Alevi yurttaşlarımız toplumumuzun ve topraklarımızın asli bir unsurudur. Aleviler dilinden sevgiyi, hoşgörüyü, bir arada kardeşçe yaşama arzusunu eksik etmezler. Bu gerçekler yanı başımızda durmaktayken sağ iktidarların Türkiye’de yaratmak istediği tek mezhepçi, ayrımcı yaklaşım nedeniyle Aleviler on yıllar boyunca hakarete, saldırıya uğradılar ve katledildiler. Madımak’ta canlarını, canlarımızı toprağa verdik. Ona rağmen nefretin değil sevginin tohumlarını ekmeye devam ettiler.
‘EŞİT YURTTAŞLIK MÜCADELESİ, TÜRKİYE’NİN SİYASAL İSLAMDAN KURTULMA MÜCADELESİDİR’

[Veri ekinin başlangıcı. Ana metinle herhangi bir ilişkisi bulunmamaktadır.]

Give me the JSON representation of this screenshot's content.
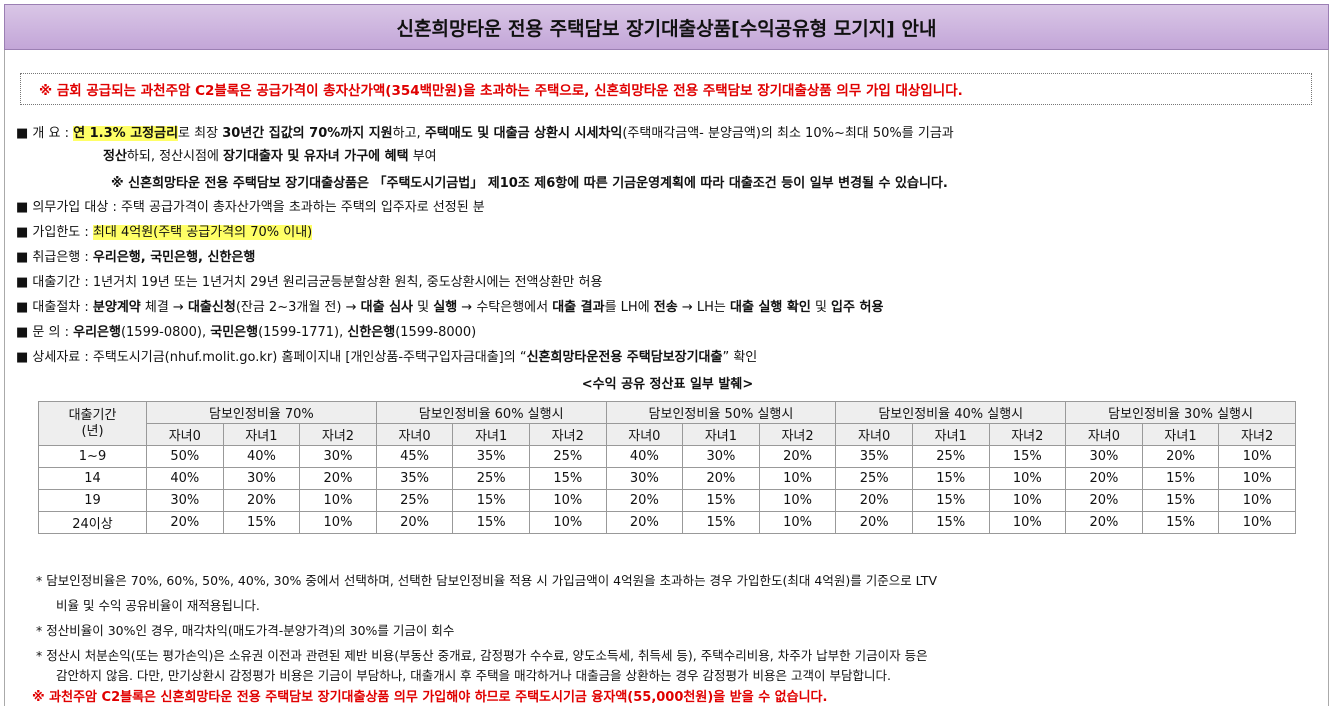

Ben bu topraklarda inancına, ibadetine, kültürüne saygı gösterilmeyen Alevi yurttaşlarımız için özgürlük talep ediyorum. Türkiye’de herhangi bir dine inanmayı ya da hiçbir dine inanmamayı tercih eden tüm yurttaşlarımıza eşit mesafede duran, inançlar arasında ayrım gözetmeyen bir dinin belli bir mezhebini dayatmayan bir devlet anlayışıyla bu ülkenin yönetilmesi gerektiğine inanıyoruz. Aksi takdirde ülkemiz din, mezhep, tarikat ve cemaat kavgalarının mücadele alanı olmaktan kurtulamayacak, gerçek anlamda özgürlük topraklarımıza uğramayabilir.
Cemevlerinin ibadet tarih statüsüne geçirilmesi konusunda ayak direyen, daha da kötüsü böyle bir temel hakkı seçim vaadi olarak 4-5 yılda bir Alevierin önüne sunup, sonra üzerine sünger çeken bir iktidarın Aleviler için eşit yurttaşlığı tesis edemeyeceğini hepimiz biliyoruz. Bu nedenle Alevi yurttaşlarımızın eşit yurttaşlık mücadelesi, Türkiye’nin bu iktidardan ve mezhepçi siyasal İslamcı sağ zihniyetten kurtulması mücadelesidir. Alevi yurttaşlarımızın eşit birer yurttaş olarak özgürce yaşayabilmesi için hep birlikte yürüyoruz. Hepinizi saygı ve sevgiyle selamlıyorum.”